Date - 1976

The first time I ever heard Jaco's music, I was driving on Sunrise Blvd. with a friend in my old 1971 tan V W bug.  It was 1976 and the only R&B station on FM was WCKO ("Soul CKO - 102.7 FM").  Jaco was live in the studio doing PR for his first solo album.  The DJ was hyping him pretty good that he was a home town guy and he wanted to know how he hooked up with all those big name artists on his first album.  He said that Bobby Colomby hooked him up with Herbie Hancock and once Herbie signed on he got a lot of the others to come in on it.  

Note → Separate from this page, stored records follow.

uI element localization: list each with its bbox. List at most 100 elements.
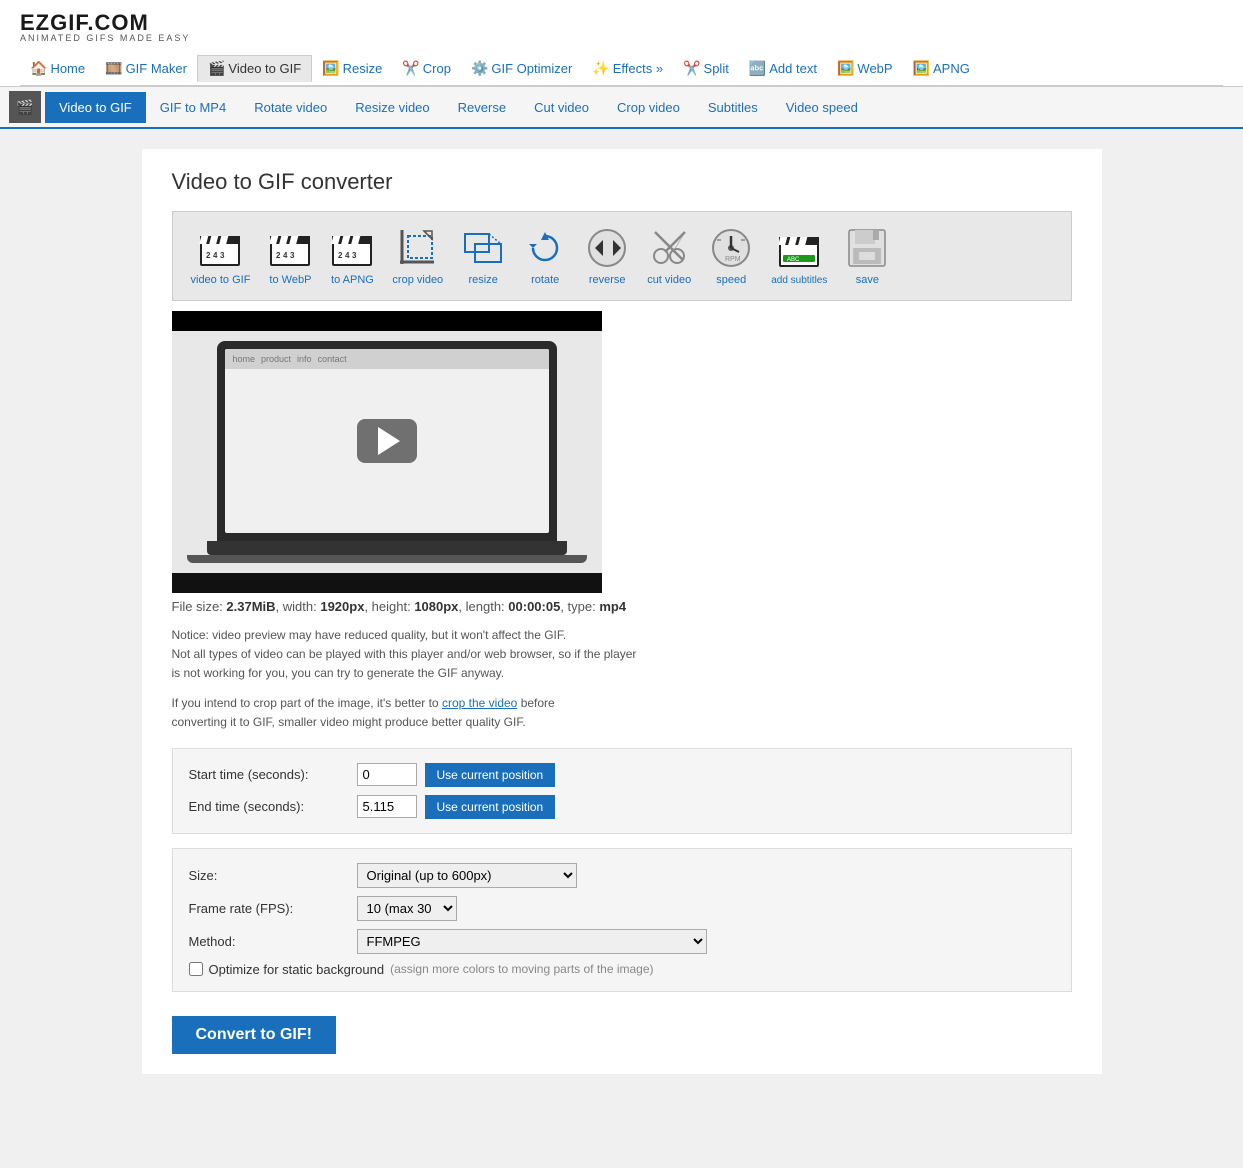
- video-black-bottom: [172, 573, 602, 593]
- tool-icon-scissors: [647, 226, 691, 270]
- nav-resize[interactable]: 🖼️ Resize: [312, 56, 392, 81]
- optimize-label: Optimize for static background: [209, 962, 385, 977]
- sub-nav-subtitles[interactable]: Subtitles: [694, 92, 772, 123]
- tool-label-to-webp: to WebP: [269, 274, 311, 286]
- convert-button[interactable]: Convert to GIF!: [172, 1016, 336, 1054]
- fps-row: Frame rate (FPS): 10 (max 30 seconds): [189, 896, 1055, 921]
- use-current-end-button[interactable]: Use current position: [425, 795, 556, 819]
- crop-notice-pre: If you intend to crop part of the image,…: [172, 696, 439, 710]
- size-label: Size:: [189, 868, 349, 883]
- tool-cut-video[interactable]: cut video: [639, 222, 699, 290]
- sub-nav-video-to-gif[interactable]: Video to GIF: [45, 92, 146, 123]
- home-icon: 🏠: [30, 60, 47, 77]
- size-select[interactable]: Original (up to 600px) 320px 480px 600px: [357, 863, 577, 888]
- nav-crop[interactable]: ✂️ Crop: [392, 56, 461, 81]
- tool-icon-webp: 2 4 3: [268, 226, 312, 270]
- optimize-row: Optimize for static background (assign m…: [189, 962, 1055, 977]
- tool-icon-resize: [461, 226, 505, 270]
- crop-video-link[interactable]: crop the video: [442, 696, 517, 710]
- tool-save[interactable]: save: [837, 222, 897, 290]
- tool-resize[interactable]: resize: [453, 222, 513, 290]
- logo[interactable]: EZGIF.COM ANIMATED GIFS MADE EASY: [20, 10, 190, 43]
- crop-nav-icon: ✂️: [402, 60, 419, 77]
- start-time-row: Start time (seconds): Use current positi…: [189, 763, 1055, 787]
- nav-gif-optimizer[interactable]: ⚙️ GIF Optimizer: [461, 56, 582, 81]
- svg-text:4: 4: [345, 251, 350, 260]
- crop-notice-before: before: [521, 696, 555, 710]
- tool-reverse[interactable]: reverse: [577, 222, 637, 290]
- sub-nav-crop-video[interactable]: Crop video: [603, 92, 694, 123]
- file-size: 2.37MiB: [226, 599, 275, 614]
- effects-icon: ✨: [592, 60, 609, 77]
- optimize-checkbox-row: Optimize for static background (assign m…: [189, 962, 654, 977]
- nav-effects[interactable]: ✨ Effects »: [582, 56, 673, 81]
- svg-text:3: 3: [290, 251, 295, 260]
- sub-nav-reverse[interactable]: Reverse: [444, 92, 520, 123]
- end-time-row: End time (seconds): Use current position: [189, 795, 1055, 819]
- sub-nav-rotate-video[interactable]: Rotate video: [240, 92, 341, 123]
- nav-video-to-gif[interactable]: 🎬 Video to GIF: [197, 55, 312, 82]
- tool-label-crop: crop video: [392, 274, 443, 286]
- tool-video-to-gif[interactable]: 2 4 3 video to GIF: [183, 222, 259, 290]
- sub-nav-resize-video[interactable]: Resize video: [341, 92, 443, 123]
- nav-webp[interactable]: 🖼️ WebP: [827, 56, 903, 81]
- nav-apng[interactable]: 🖼️ APNG: [903, 56, 980, 81]
- video-gif-icon: 🎬: [208, 60, 225, 77]
- method-label: Method:: [189, 934, 349, 949]
- nav-home[interactable]: 🏠 Home: [20, 56, 95, 81]
- main-content: Video to GIF converter 2 4 3 video to GI…: [142, 149, 1102, 1074]
- tool-label-save: save: [856, 274, 879, 286]
- tool-speed[interactable]: RPM speed: [701, 222, 761, 290]
- webp-icon: 🖼️: [837, 60, 854, 77]
- add-text-icon: 🔤: [749, 60, 766, 77]
- tool-to-webp[interactable]: 2 4 3 to WebP: [260, 222, 320, 290]
- laptop-base: [207, 541, 567, 555]
- tool-icon-speed: RPM: [709, 226, 753, 270]
- sub-nav-video-speed[interactable]: Video speed: [772, 92, 872, 123]
- apng-icon: 🖼️: [913, 60, 930, 77]
- optimize-checkbox[interactable]: [189, 962, 203, 976]
- video-container: home product info contact: [172, 311, 602, 593]
- sub-nav-cut-video[interactable]: Cut video: [520, 92, 603, 123]
- laptop-display: home product info contact: [217, 341, 557, 541]
- tool-label-speed: speed: [716, 274, 746, 286]
- tool-rotate[interactable]: rotate: [515, 222, 575, 290]
- optimize-note: (assign more colors to moving parts of t…: [390, 962, 653, 976]
- video-screen: home product info contact: [172, 331, 602, 573]
- film-icon: 🎬: [9, 91, 41, 123]
- svg-text:2: 2: [338, 251, 343, 260]
- laptop-stand: [187, 555, 587, 563]
- tool-to-apng[interactable]: 2 4 3 to APNG: [322, 222, 382, 290]
- gif-maker-icon: 🎞️: [105, 60, 122, 77]
- crop-notice: If you intend to crop part of the image,…: [172, 694, 1072, 732]
- notice-line1: Notice: video preview may have reduced q…: [172, 626, 1072, 645]
- notice-line2: Not all types of video can be played wit…: [172, 645, 1072, 664]
- fps-select[interactable]: 10 (max 30 seconds): [357, 896, 457, 921]
- nav-add-text[interactable]: 🔤 Add text: [739, 56, 827, 81]
- tool-label-to-apng: to APNG: [331, 274, 374, 286]
- settings-form-section: Size: Original (up to 600px) 320px 480px…: [172, 848, 1072, 992]
- tool-label-resize: resize: [469, 274, 498, 286]
- tool-add-subtitles[interactable]: ABC add subtitles: [763, 223, 835, 290]
- svg-text:4: 4: [213, 251, 218, 260]
- file-type: mp4: [599, 599, 626, 614]
- nav-split[interactable]: ✂️ Split: [673, 56, 739, 81]
- use-current-start-button[interactable]: Use current position: [425, 763, 556, 787]
- tool-crop-video[interactable]: crop video: [384, 222, 451, 290]
- end-time-input[interactable]: [357, 795, 417, 818]
- file-length: 00:00:05: [508, 599, 560, 614]
- start-time-input[interactable]: [357, 763, 417, 786]
- sub-nav: 🎬 Video to GIF GIF to MP4 Rotate video R…: [0, 87, 1243, 129]
- split-icon: ✂️: [683, 60, 700, 77]
- method-select[interactable]: FFMPEG: [357, 929, 707, 954]
- crop-notice-after: converting it to GIF, smaller video migh…: [172, 715, 526, 729]
- nav-gif-maker[interactable]: 🎞️ GIF Maker: [95, 56, 197, 81]
- play-button[interactable]: [357, 419, 417, 463]
- file-width: 1920px: [320, 599, 364, 614]
- tool-icon-rotate: [523, 226, 567, 270]
- size-row: Size: Original (up to 600px) 320px 480px…: [189, 863, 1055, 888]
- sub-nav-gif-to-mp4[interactable]: GIF to MP4: [146, 92, 240, 123]
- tool-icon-subtitles: ABC: [777, 227, 821, 271]
- header: EZGIF.COM ANIMATED GIFS MADE EASY 🏠 Home…: [0, 0, 1243, 87]
- logo-sub: ANIMATED GIFS MADE EASY: [20, 33, 190, 43]
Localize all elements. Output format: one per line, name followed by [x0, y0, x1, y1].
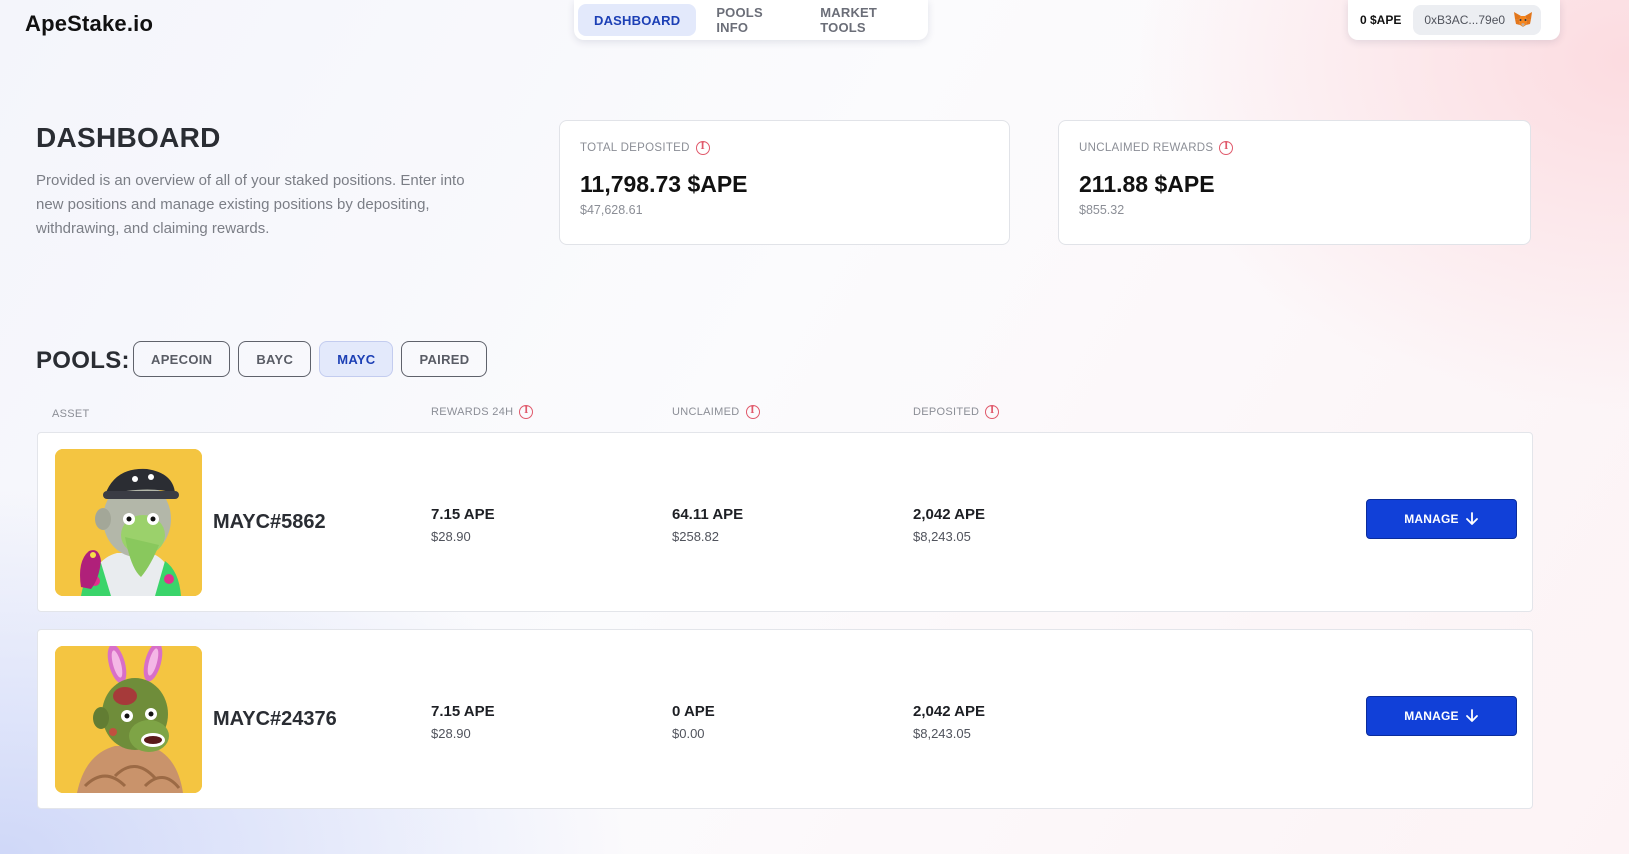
rewards-24h-cell: 7.15 APE $28.90	[431, 506, 495, 544]
page-title: DASHBOARD	[36, 122, 221, 153]
total-deposited-label: TOTAL DEPOSITED	[580, 142, 690, 154]
wallet-address: 0xB3AC...79e0	[1424, 13, 1506, 27]
ape-balance: 0 $APE	[1360, 13, 1402, 27]
unclaimed-rewards-label: UNCLAIMED REWARDS	[1079, 142, 1214, 154]
tab-dashboard[interactable]: DASHBOARD	[578, 4, 697, 36]
info-icon[interactable]: i	[519, 405, 534, 419]
column-unclaimed: UNCLAIMED i	[672, 405, 760, 419]
arrow-down-icon	[1465, 512, 1478, 525]
deposited-cell: 2,042 APE $8,243.05	[913, 506, 985, 544]
wallet-address-button[interactable]: 0xB3AC...79e0	[1413, 5, 1542, 35]
wallet-widget: 0 $APE 0xB3AC...79e0	[1348, 0, 1560, 40]
rewards-24h-cell: 7.15 APE $28.90	[431, 703, 495, 741]
total-deposited-card: TOTAL DEPOSITED i 11,798.73 $APE $47,628…	[559, 120, 1010, 245]
unclaimed-rewards-usd: $855.32	[1079, 203, 1125, 217]
main-nav: DASHBOARD POOLS INFO MARKET TOOLS	[574, 0, 928, 40]
unclaimed-rewards-value: 211.88 $APE	[1079, 171, 1215, 197]
manage-button[interactable]: MANAGE	[1366, 696, 1517, 736]
tab-market-tools[interactable]: MARKET TOOLS	[804, 4, 924, 36]
nft-image	[55, 449, 202, 596]
pool-filter-paired[interactable]: PAIRED	[401, 341, 488, 377]
column-rewards-24h: REWARDS 24H i	[431, 405, 534, 419]
column-deposited: DEPOSITED i	[913, 405, 1000, 419]
deposited-cell: 2,042 APE $8,243.05	[913, 703, 985, 741]
tab-pools-info[interactable]: POOLS INFO	[700, 4, 800, 36]
unclaimed-cell: 64.11 APE $258.82	[672, 506, 744, 544]
asset-name: MAYC#24376	[213, 708, 337, 730]
metamask-fox-icon	[1514, 12, 1533, 27]
pools-label: POOLS:	[36, 347, 130, 374]
pool-filter-apecoin[interactable]: APECOIN	[133, 341, 231, 377]
nft-image	[55, 646, 202, 793]
pool-filter-group: APECOIN BAYC MAYC PAIRED	[133, 341, 488, 377]
table-header: ASSET REWARDS 24H i UNCLAIMED i DEPOSITE…	[0, 405, 1629, 425]
info-icon[interactable]: i	[985, 405, 1000, 419]
total-deposited-value: 11,798.73 $APE	[580, 171, 748, 197]
column-asset: ASSET	[52, 408, 90, 420]
page-description: Provided is an overview of all of your s…	[36, 172, 465, 237]
info-icon[interactable]: i	[695, 141, 710, 155]
table-row: MAYC#24376 7.15 APE $28.90 0 APE $0.00 2…	[37, 629, 1533, 809]
arrow-down-icon	[1465, 709, 1478, 722]
unclaimed-cell: 0 APE $0.00	[672, 703, 715, 741]
info-icon[interactable]: i	[745, 405, 760, 419]
asset-name: MAYC#5862	[213, 511, 326, 533]
app-logo[interactable]: ApeStake.io	[25, 11, 153, 37]
info-icon[interactable]: i	[1219, 141, 1234, 155]
pool-filter-bayc[interactable]: BAYC	[238, 341, 312, 377]
manage-button[interactable]: MANAGE	[1366, 499, 1517, 539]
unclaimed-rewards-card: UNCLAIMED REWARDS i 211.88 $APE $855.32	[1058, 120, 1531, 245]
table-row: MAYC#5862 7.15 APE $28.90 64.11 APE $258…	[37, 432, 1533, 612]
total-deposited-usd: $47,628.61	[580, 203, 643, 217]
pool-filter-mayc[interactable]: MAYC	[319, 341, 394, 377]
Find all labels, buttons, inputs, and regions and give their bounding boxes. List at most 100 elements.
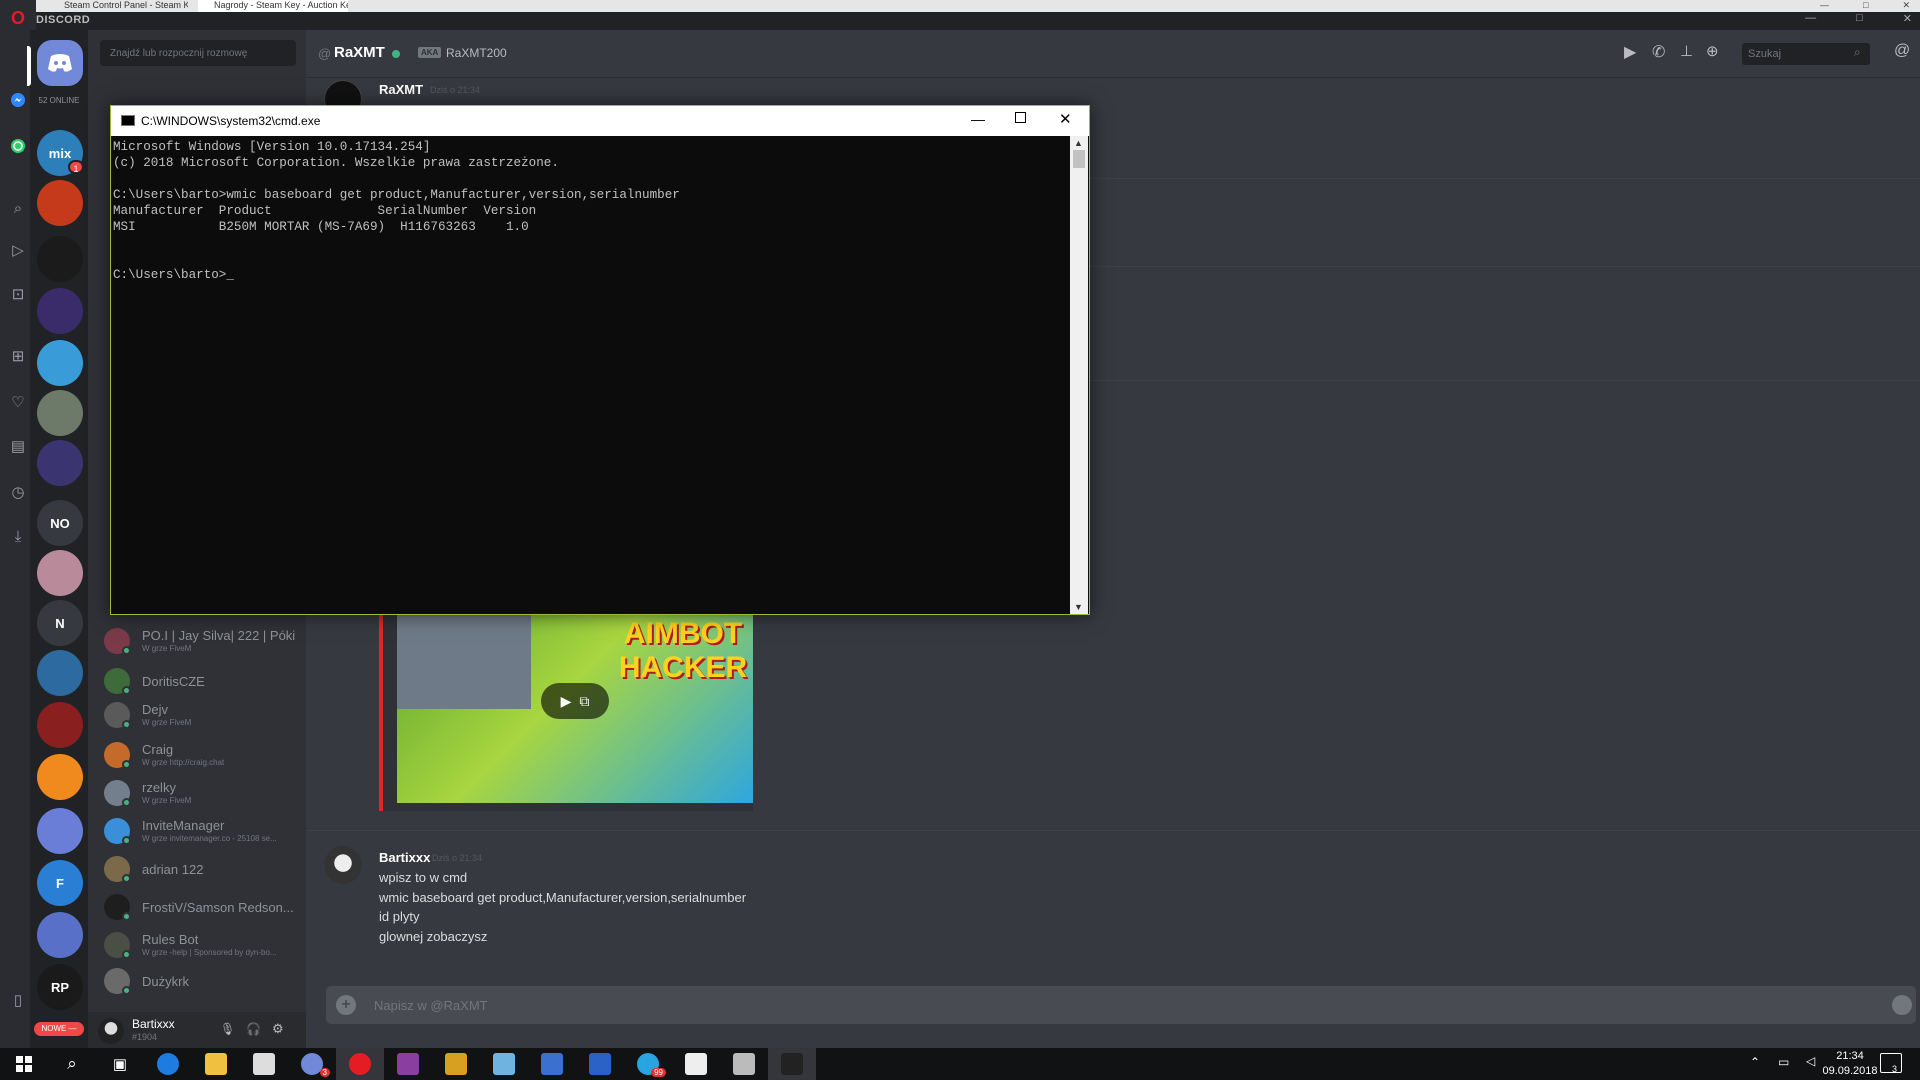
server-icon-server-17[interactable]: RP xyxy=(37,964,83,1010)
mail-icon[interactable] xyxy=(240,1048,288,1080)
server-icon-server-7[interactable] xyxy=(37,440,83,486)
winrar-icon[interactable] xyxy=(384,1048,432,1080)
discord-icon[interactable]: 3 xyxy=(288,1048,336,1080)
send-icon[interactable]: ▷ xyxy=(8,240,28,260)
add-friend-icon[interactable]: ⊕ xyxy=(1706,42,1719,60)
cmd-console-output[interactable]: Microsoft Windows [Version 10.0.17134.25… xyxy=(112,136,1070,614)
message-input[interactable]: Napisz w @RaXMT xyxy=(374,998,488,1013)
video-thumbnail[interactable]: AIMBOT HACKER ▶ ⧉ xyxy=(397,613,753,803)
sidebar-toggle-icon[interactable]: ▯ xyxy=(8,990,28,1010)
new-servers-badge[interactable]: NOWE — xyxy=(34,1022,84,1036)
headphones-icon[interactable]: 🎧 xyxy=(246,1022,261,1036)
message-avatar[interactable] xyxy=(324,846,362,884)
server-icon-server-6[interactable] xyxy=(37,390,83,436)
security-icon[interactable] xyxy=(672,1048,720,1080)
start-button[interactable] xyxy=(0,1048,48,1080)
discord-home-icon[interactable] xyxy=(37,40,83,86)
message-composer[interactable]: + Napisz w @RaXMT xyxy=(326,986,1916,1024)
edge-icon[interactable] xyxy=(144,1048,192,1080)
camera-icon[interactable]: ⊡ xyxy=(8,284,28,304)
news-icon[interactable]: ▤ xyxy=(8,436,28,456)
video-call-icon[interactable]: ▶ xyxy=(1624,42,1636,62)
minimize-button[interactable]: — xyxy=(971,111,985,127)
cmd-icon[interactable] xyxy=(768,1048,816,1080)
task-view-icon[interactable]: ▣ xyxy=(96,1048,144,1080)
dm-list-item[interactable]: Dużykrk xyxy=(104,962,300,996)
minimize-button[interactable]: — xyxy=(1820,0,1829,12)
maximize-button[interactable]: □ xyxy=(1863,0,1868,12)
scroll-up-icon[interactable]: ▲ xyxy=(1074,138,1083,148)
dm-list-item[interactable]: rzelky W grze FiveM xyxy=(104,774,300,808)
dm-list-item[interactable]: InviteManager W grze invitemanager.co - 2… xyxy=(104,812,300,846)
search-input[interactable]: Szukaj xyxy=(1742,43,1870,65)
maximize-button[interactable]: □ xyxy=(1856,12,1863,25)
server-icon-server-5[interactable] xyxy=(37,340,83,386)
telegram-icon[interactable]: 99 xyxy=(624,1048,672,1080)
close-button[interactable]: ✕ xyxy=(1059,110,1072,128)
server-icon-server-11[interactable] xyxy=(37,650,83,696)
settings-gear-icon[interactable]: ⚙ xyxy=(272,1021,284,1037)
server-icon-server-9[interactable] xyxy=(37,550,83,596)
app-icon[interactable] xyxy=(720,1048,768,1080)
close-button[interactable]: ✕ xyxy=(1903,12,1912,25)
clock-date[interactable]: 09.09.2018 xyxy=(1810,1065,1890,1077)
download-icon[interactable]: ⤓ xyxy=(8,526,28,546)
server-icon-server-3[interactable] xyxy=(37,236,83,282)
dm-list-item[interactable]: DoritisCZE xyxy=(104,662,300,696)
history-icon[interactable]: ◷ xyxy=(8,482,28,502)
server-icon-server-14[interactable] xyxy=(37,808,83,854)
notification-center-icon[interactable] xyxy=(1880,1053,1902,1073)
opera-icon[interactable] xyxy=(336,1048,384,1080)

I was really impressed with how confident he sounded -- not extravagant or bragging, just really sure of himself.  His voice was a lot clearer than the gravely rasp you hear on those bootlegs from the mid 80s, he sounded laid back and more matter of fact.  Then they played "Used To Be A Cha-Cha" and I was hooked.  The DJ asked him what KURU was and he said it's an awful disease found in Africa -- that after an earlier take it sounded so awful they gave it the name as a joke and later decided to keep it. (Kuru = A neurodegenerative disease cause by a "slow virus" and transmitted human-to-human)

We ended up going to Peaches and getting the Jaco album.  Peaches was the biggest record store in Ft Lauderdale at that time, located on Sunrise Blvd., East of Federal Hwy. Around 1978, Peaches had Jaco sign his name and put his hand prints in cement -- I don't know if they're still there.